An awe-inspiring temple in the holy area of Kumano, Seiganto-ji is widely known as the first temple of the thirty-three places of pilgrimage in western part of Japan which are sacred to Kannon, or the Goddess of Mercy. According to a legend, in the reign of Emperor Nintoku( the 4th century) a holy priest named Ragyo came from India and when he was practicing asceticism under the Great Falls of Nachi, he found a small image of Kannon at the basin of the waterfall. Building a thatched cottage near the waterfall, he enshrined the image of Kannon in it. This is the origin of Seiganto-ji. Then in the reign of Emperor Suiko, a holy priest named Shobusu caved a large image of Kannon which was about 4 meters in height and set in its chest the small image of Kannon found by Ragyo, and proper sanctuary was constructed to enshrine the large image.

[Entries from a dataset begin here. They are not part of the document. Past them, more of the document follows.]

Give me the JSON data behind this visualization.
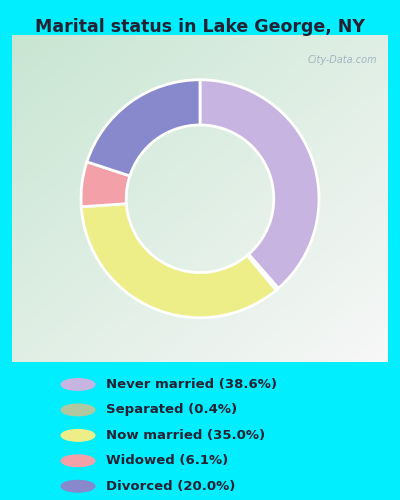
{
  "title": "Marital status in Lake George, NY",
  "slices": [
    {
      "label": "Never married (38.6%)",
      "value": 38.6,
      "color": "#C8B4E0"
    },
    {
      "label": "Separated (0.4%)",
      "value": 0.4,
      "color": "#B0C8A0"
    },
    {
      "label": "Now married (35.0%)",
      "value": 35.0,
      "color": "#EEEE88"
    },
    {
      "label": "Widowed (6.1%)",
      "value": 6.1,
      "color": "#F4A0A8"
    },
    {
      "label": "Divorced (20.0%)",
      "value": 20.0,
      "color": "#8888CC"
    }
  ],
  "bg_outer": "#00EEFF",
  "title_color": "#222233",
  "legend_text_color": "#222233",
  "watermark": "City-Data.com",
  "start_angle": 90,
  "donut_width": 0.38,
  "chart_bg_tl": [
    200,
    230,
    210
  ],
  "chart_bg_br": [
    235,
    245,
    230
  ]
}
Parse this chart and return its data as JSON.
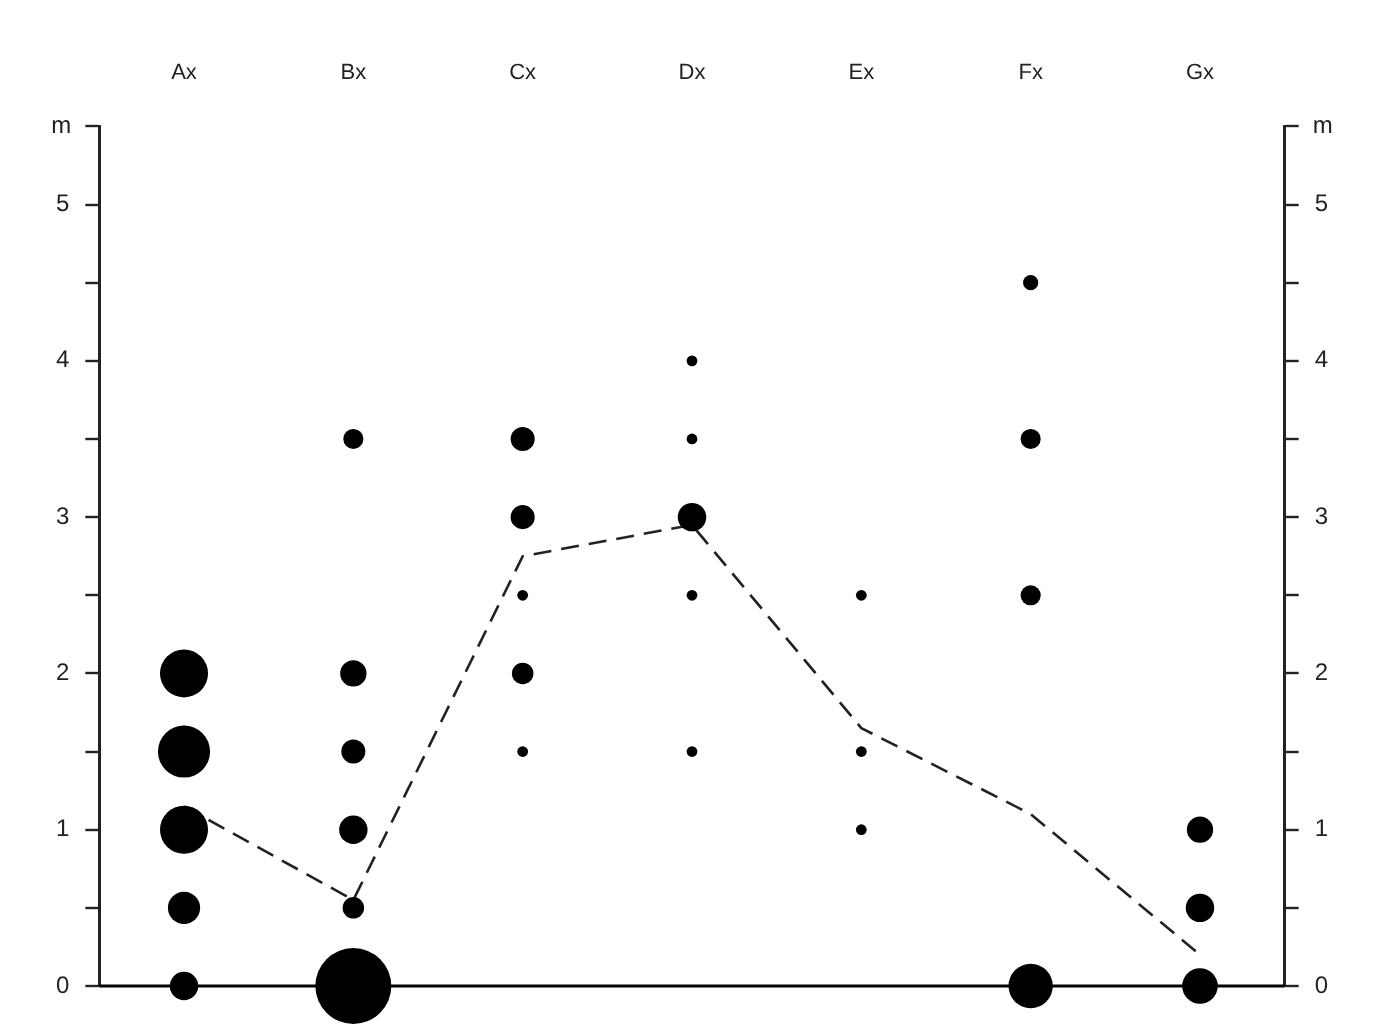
{
  "chart_data": {
    "type": "bubble",
    "ylabel": "m",
    "y2label": "m",
    "categories": [
      "Ax",
      "Bx",
      "Cx",
      "Dx",
      "Ex",
      "Fx",
      "Gx"
    ],
    "ylim": [
      0,
      5.5
    ],
    "yticks": [
      0,
      {
        "value": 0.5,
        "label": null
      },
      1,
      {
        "value": 1.5,
        "label": null
      },
      2,
      {
        "value": 2.5,
        "label": null
      },
      3,
      {
        "value": 3.5,
        "label": null
      },
      4,
      {
        "value": 4.5,
        "label": null
      },
      5,
      {
        "value": 5.5,
        "label": null
      }
    ],
    "y2lim": [
      0,
      5.5
    ],
    "y2ticks": [
      0,
      {
        "value": 0.5,
        "label": null
      },
      1,
      {
        "value": 1.5,
        "label": null
      },
      2,
      {
        "value": 2.5,
        "label": null
      },
      3,
      {
        "value": 3.5,
        "label": null
      },
      4,
      {
        "value": 4.5,
        "label": null
      },
      5,
      {
        "value": 5.5,
        "label": null
      }
    ],
    "grid": false,
    "legend": false,
    "ref_lines": [
      {
        "axis": "y",
        "value": 0,
        "color": "#000000"
      }
    ],
    "series": [
      {
        "color": "#000000",
        "x": [
          "Ax",
          "Ax",
          "Ax",
          "Ax",
          "Ax",
          "Bx",
          "Bx",
          "Bx",
          "Bx",
          "Bx",
          "Bx",
          "Cx",
          "Cx",
          "Cx",
          "Cx",
          "Cx",
          "Dx",
          "Dx",
          "Dx",
          "Dx",
          "Dx",
          "Ex",
          "Ex",
          "Ex",
          "Fx",
          "Fx",
          "Fx",
          "Fx",
          "Gx",
          "Gx",
          "Gx"
        ],
        "values": [
          0,
          0.5,
          1,
          1.5,
          2,
          0,
          0.5,
          1,
          1.5,
          2,
          3.5,
          1.5,
          2,
          2.5,
          3,
          3.5,
          1.5,
          2.5,
          3,
          3.5,
          4,
          1,
          1.5,
          2.5,
          0,
          2.5,
          3.5,
          4.5,
          0,
          0.5,
          1
        ],
        "sizes": [
          0.14,
          0.18,
          0.4,
          0.47,
          0.4,
          1,
          0.08,
          0.14,
          0.1,
          0.12,
          0.07,
          0.02,
          0.08,
          0.02,
          0.1,
          0.1,
          0.02,
          0.02,
          0.14,
          0.02,
          0.02,
          0.02,
          0.02,
          0.02,
          0.34,
          0.07,
          0.07,
          0.04,
          0.22,
          0.14,
          0.12
        ]
      },
      {
        "type": "line",
        "color": "#222222",
        "line_style": "dashed",
        "marker": "none",
        "values": [
          1.15,
          0.55,
          2.75,
          2.95,
          1.65,
          1.1,
          0.2
        ]
      }
    ]
  }
}
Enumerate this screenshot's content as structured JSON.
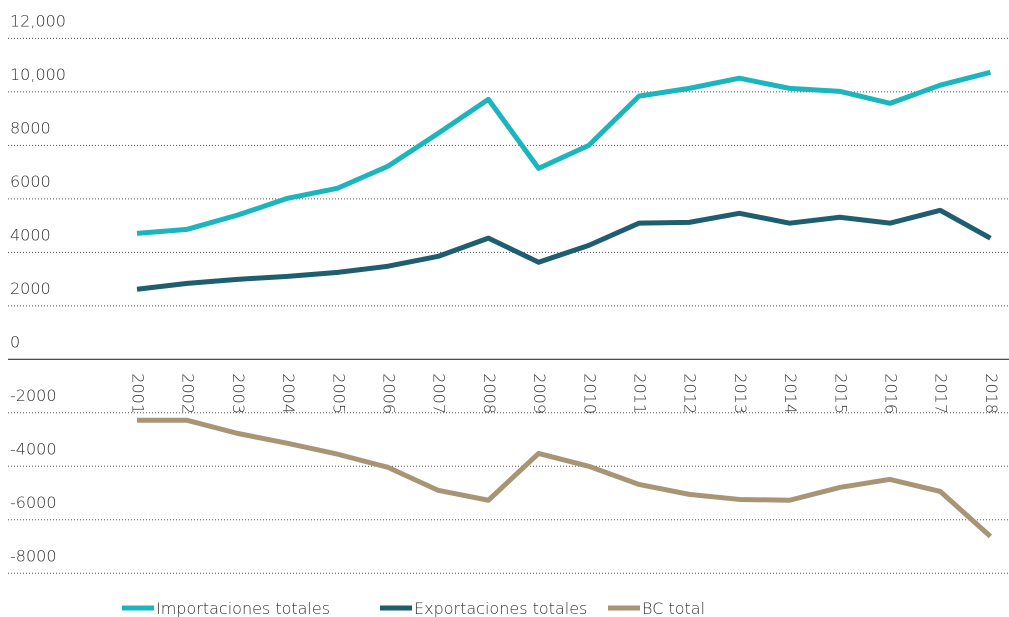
{
  "chart_data": {
    "type": "line",
    "categories": [
      "2001",
      "2002",
      "2003",
      "2004",
      "2005",
      "2006",
      "2007",
      "2008",
      "2009",
      "2010",
      "2011",
      "2012",
      "2013",
      "2014",
      "2015",
      "2016",
      "2017",
      "2018"
    ],
    "series": [
      {
        "name": "Importaciones totales",
        "color": "#1ab5bd",
        "values": [
          4710,
          4860,
          5390,
          6020,
          6400,
          7220,
          8450,
          9720,
          7140,
          8000,
          9840,
          10130,
          10510,
          10130,
          10020,
          9570,
          10250,
          10730
        ]
      },
      {
        "name": "Exportaciones totales",
        "color": "#1e5e6e",
        "values": [
          2620,
          2840,
          2990,
          3100,
          3250,
          3480,
          3850,
          4530,
          3630,
          4260,
          5090,
          5120,
          5460,
          5090,
          5310,
          5090,
          5570,
          4530
        ]
      },
      {
        "name": "BC total",
        "color": "#a89576",
        "values": [
          -2280,
          -2280,
          -2770,
          -3140,
          -3550,
          -4040,
          -4900,
          -5270,
          -3520,
          -4000,
          -4680,
          -5050,
          -5240,
          -5270,
          -4790,
          -4490,
          -4940,
          -6620
        ]
      }
    ],
    "ylim": [
      -9000,
      12500
    ],
    "yticks": [
      -8000,
      -6000,
      -4000,
      -2000,
      0,
      2000,
      4000,
      6000,
      8000,
      {
        "value": 10000,
        "label": "10,000"
      },
      {
        "value": 12000,
        "label": "12,000"
      }
    ],
    "grid": true,
    "legend": "bottom"
  }
}
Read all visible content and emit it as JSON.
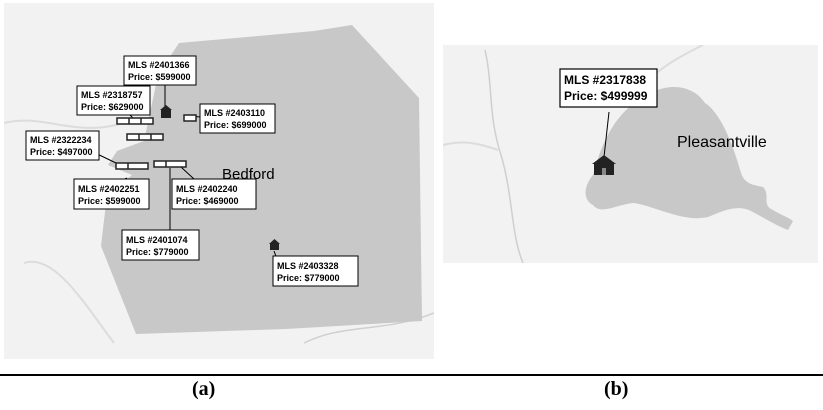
{
  "maps": [
    {
      "caption": "(a)",
      "town": "Bedford",
      "listings": [
        {
          "mls": "MLS #2401366",
          "price": "Price:  $599000"
        },
        {
          "mls": "MLS #2318757",
          "price": "Price:  $629000"
        },
        {
          "mls": "MLS #2403110",
          "price": "Price:  $699000"
        },
        {
          "mls": "MLS #2322234",
          "price": "Price:  $497000"
        },
        {
          "mls": "MLS #2402251",
          "price": "Price:  $599000"
        },
        {
          "mls": "MLS #2402240",
          "price": "Price:  $469000"
        },
        {
          "mls": "MLS #2401074",
          "price": "Price:  $779000"
        },
        {
          "mls": "MLS #2403328",
          "price": "Price:  $779000"
        }
      ]
    },
    {
      "caption": "(b)",
      "town": "Pleasantville",
      "listings": [
        {
          "mls": "MLS #2317838",
          "price": "Price:  $499999"
        }
      ]
    }
  ],
  "colors": {
    "background": "#f2f2f2",
    "town_region": "#c8c8c8",
    "roads": "#dcdcdc",
    "house_icon": "#222222"
  },
  "icons": {
    "listing_marker": "house-icon"
  }
}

In 988, the retired Emperor, Kazan, who visited this temple, was deeply moved by it and designated it as the first
place of the thirty-three places of pilgrimages sacred to Kannon.
Cultural Assets of Nachisan Seiganto-ji Temple
The present main building of the temple was reconstructed in 1590 by Toyotomi Hideyoshi, after the temple had been reduced to ashes by an ambitious warlord named Oda Nobunaga. Not only the main building but also some Buddhist images of the temple are designated as the important cultural assets. Those images were excavated in 1918 at a sutra mound near the approach to the Great Falls of Nachi. In addition, other objects as such as cylindrical cases for sutras, mirrors and Buddhist altar fittings were unearthed there. They attest to the long history of the temple. Rising 25 meters, a three-stories pagoda is seem almost halfway between the main building of the temple and the Great falls of Nachi. It was reconstructed in 1972, some 300 years after the former pagoda had been destroyed by fire. The pagoda affords a really picturesque view of the waterfall, for nothing interrupts the view from there.
Title of UNESCO
"Sacred Sites and Pilgrimage Routes in the Kii Mountain Range."